In fact, two alumnae (who now work for the U.S. Forest Service) recently earned national notice for their research on wood.
Nayomi Plaza-Rodriguez, who finished her PhD in fall 2017, received the 2018 Forest Products Society Wood Award for her paper, “Small angle neutron scattering as a tool to understand moisture-durability in adhesive infiltrated wood cell walls.” The award recognizes timely research that has the potential to be helpful to the forest products industry, and only two papers earn distinction each year.

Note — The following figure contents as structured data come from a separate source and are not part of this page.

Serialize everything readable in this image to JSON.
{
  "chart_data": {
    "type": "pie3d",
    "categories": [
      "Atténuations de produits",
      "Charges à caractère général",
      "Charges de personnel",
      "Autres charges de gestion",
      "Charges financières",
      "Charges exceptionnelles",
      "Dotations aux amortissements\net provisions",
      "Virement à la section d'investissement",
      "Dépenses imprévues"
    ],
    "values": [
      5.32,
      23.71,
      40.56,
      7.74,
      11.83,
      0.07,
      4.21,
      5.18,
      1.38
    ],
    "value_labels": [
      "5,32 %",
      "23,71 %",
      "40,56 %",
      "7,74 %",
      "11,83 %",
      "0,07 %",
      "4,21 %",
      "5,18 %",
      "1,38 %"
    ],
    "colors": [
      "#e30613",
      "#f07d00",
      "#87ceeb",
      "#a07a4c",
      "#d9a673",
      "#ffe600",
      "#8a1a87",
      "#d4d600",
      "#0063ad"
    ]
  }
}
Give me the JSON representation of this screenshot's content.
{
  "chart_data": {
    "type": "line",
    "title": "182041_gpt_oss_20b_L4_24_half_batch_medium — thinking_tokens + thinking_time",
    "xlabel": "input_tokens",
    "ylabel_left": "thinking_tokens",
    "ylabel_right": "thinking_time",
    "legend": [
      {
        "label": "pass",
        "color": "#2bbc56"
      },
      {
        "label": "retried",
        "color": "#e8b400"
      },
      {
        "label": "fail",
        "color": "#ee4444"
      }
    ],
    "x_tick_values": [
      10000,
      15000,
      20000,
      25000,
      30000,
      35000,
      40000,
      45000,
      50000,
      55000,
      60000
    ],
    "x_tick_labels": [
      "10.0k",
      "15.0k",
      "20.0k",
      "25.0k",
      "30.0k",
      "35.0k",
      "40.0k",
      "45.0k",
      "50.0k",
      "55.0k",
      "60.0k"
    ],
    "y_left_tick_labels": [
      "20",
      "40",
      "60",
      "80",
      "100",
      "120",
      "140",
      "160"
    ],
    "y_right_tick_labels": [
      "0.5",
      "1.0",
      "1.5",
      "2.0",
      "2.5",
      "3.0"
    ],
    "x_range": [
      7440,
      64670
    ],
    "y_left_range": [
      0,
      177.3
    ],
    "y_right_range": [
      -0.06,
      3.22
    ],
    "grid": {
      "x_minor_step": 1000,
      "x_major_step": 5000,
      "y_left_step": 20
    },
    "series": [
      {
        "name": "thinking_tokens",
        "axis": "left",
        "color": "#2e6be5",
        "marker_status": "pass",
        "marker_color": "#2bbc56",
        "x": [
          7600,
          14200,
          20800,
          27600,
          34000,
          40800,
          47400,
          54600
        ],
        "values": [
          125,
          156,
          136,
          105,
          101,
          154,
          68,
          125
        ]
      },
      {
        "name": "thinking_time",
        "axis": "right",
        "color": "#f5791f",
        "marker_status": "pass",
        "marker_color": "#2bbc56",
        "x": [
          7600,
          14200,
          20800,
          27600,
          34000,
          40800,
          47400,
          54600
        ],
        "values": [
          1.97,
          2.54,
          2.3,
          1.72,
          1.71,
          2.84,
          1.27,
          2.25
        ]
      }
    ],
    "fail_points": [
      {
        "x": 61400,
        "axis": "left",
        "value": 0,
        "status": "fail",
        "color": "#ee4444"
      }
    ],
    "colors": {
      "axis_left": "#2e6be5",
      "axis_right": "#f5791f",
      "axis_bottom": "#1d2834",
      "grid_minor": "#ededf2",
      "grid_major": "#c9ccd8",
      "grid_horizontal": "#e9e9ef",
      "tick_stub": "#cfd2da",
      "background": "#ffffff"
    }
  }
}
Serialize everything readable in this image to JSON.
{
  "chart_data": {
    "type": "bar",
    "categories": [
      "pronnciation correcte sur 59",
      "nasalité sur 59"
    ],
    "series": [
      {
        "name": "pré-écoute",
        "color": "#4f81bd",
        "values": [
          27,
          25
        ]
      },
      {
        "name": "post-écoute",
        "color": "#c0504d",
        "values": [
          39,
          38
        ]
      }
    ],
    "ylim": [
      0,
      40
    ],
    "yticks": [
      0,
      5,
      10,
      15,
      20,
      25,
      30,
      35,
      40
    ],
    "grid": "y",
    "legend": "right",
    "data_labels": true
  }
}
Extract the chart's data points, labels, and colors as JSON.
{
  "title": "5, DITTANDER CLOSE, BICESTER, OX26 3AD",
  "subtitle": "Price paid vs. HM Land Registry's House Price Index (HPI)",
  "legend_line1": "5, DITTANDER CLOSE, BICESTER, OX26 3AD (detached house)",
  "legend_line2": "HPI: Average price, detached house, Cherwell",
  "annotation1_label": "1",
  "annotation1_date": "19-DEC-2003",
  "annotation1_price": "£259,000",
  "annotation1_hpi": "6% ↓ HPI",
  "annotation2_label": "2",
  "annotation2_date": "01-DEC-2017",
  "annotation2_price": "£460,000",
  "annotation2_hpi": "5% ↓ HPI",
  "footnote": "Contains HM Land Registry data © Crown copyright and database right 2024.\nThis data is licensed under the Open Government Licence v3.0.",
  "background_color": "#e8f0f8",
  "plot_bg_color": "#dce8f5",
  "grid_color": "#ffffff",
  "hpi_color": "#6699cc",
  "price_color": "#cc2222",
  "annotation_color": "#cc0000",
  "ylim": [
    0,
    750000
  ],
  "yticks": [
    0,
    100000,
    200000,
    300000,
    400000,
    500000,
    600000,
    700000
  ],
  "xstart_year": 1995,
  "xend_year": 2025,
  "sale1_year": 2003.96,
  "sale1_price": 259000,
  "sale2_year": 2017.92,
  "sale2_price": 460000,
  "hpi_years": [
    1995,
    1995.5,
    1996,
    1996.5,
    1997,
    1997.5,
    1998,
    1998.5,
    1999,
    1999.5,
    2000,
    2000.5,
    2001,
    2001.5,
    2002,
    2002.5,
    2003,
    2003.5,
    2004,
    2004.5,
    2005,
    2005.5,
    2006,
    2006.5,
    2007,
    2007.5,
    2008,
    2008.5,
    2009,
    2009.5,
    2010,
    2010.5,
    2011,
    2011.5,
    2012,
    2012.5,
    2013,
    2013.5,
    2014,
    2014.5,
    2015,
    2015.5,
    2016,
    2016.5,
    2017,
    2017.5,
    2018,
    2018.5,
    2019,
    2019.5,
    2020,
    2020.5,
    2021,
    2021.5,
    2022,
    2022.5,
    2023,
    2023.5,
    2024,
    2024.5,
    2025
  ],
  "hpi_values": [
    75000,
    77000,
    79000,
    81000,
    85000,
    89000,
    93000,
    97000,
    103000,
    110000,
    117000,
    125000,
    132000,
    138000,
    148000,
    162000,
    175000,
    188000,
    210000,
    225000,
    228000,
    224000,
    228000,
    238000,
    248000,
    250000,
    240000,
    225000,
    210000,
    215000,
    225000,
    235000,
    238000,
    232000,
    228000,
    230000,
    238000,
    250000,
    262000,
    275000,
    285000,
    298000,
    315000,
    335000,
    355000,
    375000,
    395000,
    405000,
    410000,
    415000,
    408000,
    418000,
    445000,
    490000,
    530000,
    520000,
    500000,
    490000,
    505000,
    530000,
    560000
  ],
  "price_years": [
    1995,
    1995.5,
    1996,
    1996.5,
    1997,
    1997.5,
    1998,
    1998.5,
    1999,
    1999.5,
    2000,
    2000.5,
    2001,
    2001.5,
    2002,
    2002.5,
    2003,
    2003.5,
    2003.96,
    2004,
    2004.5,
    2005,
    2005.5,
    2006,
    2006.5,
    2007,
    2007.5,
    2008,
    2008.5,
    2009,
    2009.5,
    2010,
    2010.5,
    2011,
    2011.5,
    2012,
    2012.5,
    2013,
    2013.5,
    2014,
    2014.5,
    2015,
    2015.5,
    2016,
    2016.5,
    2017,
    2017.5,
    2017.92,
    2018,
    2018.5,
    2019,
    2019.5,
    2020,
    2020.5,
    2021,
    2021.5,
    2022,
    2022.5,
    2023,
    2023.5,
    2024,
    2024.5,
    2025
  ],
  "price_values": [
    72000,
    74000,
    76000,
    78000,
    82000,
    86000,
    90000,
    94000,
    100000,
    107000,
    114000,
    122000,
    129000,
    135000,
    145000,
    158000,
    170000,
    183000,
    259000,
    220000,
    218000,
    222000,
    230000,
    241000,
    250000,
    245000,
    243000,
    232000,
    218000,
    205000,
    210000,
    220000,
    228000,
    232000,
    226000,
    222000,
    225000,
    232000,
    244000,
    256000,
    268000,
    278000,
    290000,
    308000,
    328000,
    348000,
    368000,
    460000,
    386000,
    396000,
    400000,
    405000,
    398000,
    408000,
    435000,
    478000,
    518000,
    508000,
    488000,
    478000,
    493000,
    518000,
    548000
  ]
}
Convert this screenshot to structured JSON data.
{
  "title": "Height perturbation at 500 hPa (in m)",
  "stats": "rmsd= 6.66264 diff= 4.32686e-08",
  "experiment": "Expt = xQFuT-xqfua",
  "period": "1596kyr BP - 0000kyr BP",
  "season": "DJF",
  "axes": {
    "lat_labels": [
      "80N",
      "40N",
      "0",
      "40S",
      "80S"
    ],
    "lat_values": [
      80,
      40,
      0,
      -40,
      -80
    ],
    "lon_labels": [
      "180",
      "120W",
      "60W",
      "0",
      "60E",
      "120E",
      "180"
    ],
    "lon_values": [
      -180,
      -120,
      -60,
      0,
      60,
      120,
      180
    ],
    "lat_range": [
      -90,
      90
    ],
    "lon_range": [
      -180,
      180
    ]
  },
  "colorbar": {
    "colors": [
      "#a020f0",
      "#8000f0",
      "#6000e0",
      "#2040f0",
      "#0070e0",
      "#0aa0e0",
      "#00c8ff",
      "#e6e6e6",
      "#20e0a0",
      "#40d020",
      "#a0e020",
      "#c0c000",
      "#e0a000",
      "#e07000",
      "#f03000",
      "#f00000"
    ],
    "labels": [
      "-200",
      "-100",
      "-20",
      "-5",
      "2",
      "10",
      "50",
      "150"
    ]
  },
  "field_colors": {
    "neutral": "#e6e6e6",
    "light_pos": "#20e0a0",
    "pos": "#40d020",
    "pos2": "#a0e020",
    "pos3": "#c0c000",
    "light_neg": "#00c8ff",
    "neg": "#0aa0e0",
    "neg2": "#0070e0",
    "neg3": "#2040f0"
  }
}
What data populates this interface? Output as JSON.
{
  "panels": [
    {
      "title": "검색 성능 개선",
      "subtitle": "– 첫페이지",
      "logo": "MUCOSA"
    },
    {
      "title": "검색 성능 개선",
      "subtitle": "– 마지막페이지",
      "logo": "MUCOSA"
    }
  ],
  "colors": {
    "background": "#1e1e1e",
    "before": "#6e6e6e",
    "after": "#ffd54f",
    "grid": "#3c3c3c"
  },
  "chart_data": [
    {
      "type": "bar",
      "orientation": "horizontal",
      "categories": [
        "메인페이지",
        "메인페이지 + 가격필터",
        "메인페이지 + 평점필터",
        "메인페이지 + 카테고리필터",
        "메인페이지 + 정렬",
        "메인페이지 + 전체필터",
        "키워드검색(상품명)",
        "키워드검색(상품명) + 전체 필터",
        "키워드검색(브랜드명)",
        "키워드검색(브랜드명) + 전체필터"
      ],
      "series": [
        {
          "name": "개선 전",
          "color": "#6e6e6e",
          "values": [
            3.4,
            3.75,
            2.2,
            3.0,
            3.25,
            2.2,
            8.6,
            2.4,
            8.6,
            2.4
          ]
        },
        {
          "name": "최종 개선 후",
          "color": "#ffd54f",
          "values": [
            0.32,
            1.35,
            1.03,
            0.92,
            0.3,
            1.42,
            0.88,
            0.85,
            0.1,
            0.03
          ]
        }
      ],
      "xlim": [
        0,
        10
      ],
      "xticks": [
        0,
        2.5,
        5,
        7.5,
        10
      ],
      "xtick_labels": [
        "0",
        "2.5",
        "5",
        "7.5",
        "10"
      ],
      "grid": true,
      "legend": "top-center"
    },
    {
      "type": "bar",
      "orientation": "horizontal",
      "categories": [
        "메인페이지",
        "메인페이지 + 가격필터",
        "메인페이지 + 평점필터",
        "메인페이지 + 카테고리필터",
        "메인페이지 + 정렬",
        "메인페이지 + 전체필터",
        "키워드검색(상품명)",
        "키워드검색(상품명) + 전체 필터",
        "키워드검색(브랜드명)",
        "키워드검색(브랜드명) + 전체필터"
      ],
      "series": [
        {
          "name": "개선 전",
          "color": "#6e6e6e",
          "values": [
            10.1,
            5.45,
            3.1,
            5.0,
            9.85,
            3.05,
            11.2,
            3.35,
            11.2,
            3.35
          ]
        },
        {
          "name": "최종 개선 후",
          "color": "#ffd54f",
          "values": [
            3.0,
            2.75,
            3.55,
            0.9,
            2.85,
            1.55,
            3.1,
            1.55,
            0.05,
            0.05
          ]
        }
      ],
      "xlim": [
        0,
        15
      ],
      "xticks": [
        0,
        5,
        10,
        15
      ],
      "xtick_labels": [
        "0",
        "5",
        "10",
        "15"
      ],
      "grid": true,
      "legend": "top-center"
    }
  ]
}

Plaza-Rodriguez won first place because the tool she described could aid in the development of treatments to make wood products more durable and moisture-resistant. It’s an important problem, because wet wood swells and changes shape, which can cause glues to fail.
The first-place prize earned Plaza-Rodriguez $1,000, a plaque, and complimentary conference registration to the Forest Products Society International Convention, June 26-29, 2019, in Atlanta, Georgia, where she will present her research as a poster in a technical forum.
While Plaza-Rodriguez’s work focuses on the harmful effects of water on wood, moisture is far from the only force that can destroy forest products. In fact, water’s opposite, fire, can be just as damaging.
And fire research was a hot topic at the 2018 World Conference on Timber Engineering, where Laura Hasburgh, who graduated with her doctoral degree in 2018, won the grand prize for the Young Scientist Award.
Hasburgh developed a testing procedure to evaluate how wood contributes to safety and property damage during a full-scale compartment fire, which is a crucial question as cross-laminated timber becomes increasingly popular as a construction material for mid-rise and high-rise residential buildings.
The researchers constructed five full-scale models of two-story apartments and ignited each test structure. While the apartments burned, they collected data on air temperatures, smoke, and toxic gasses—important hazards for firefighters battling a blaze or residents escaping an inferno. The results could help inform future building codes for wood-built residences.
Hasburgh and Plaza-Rodriguez were both advised by Materials Science and Engineering Professor Donald Stone during their graduate studies.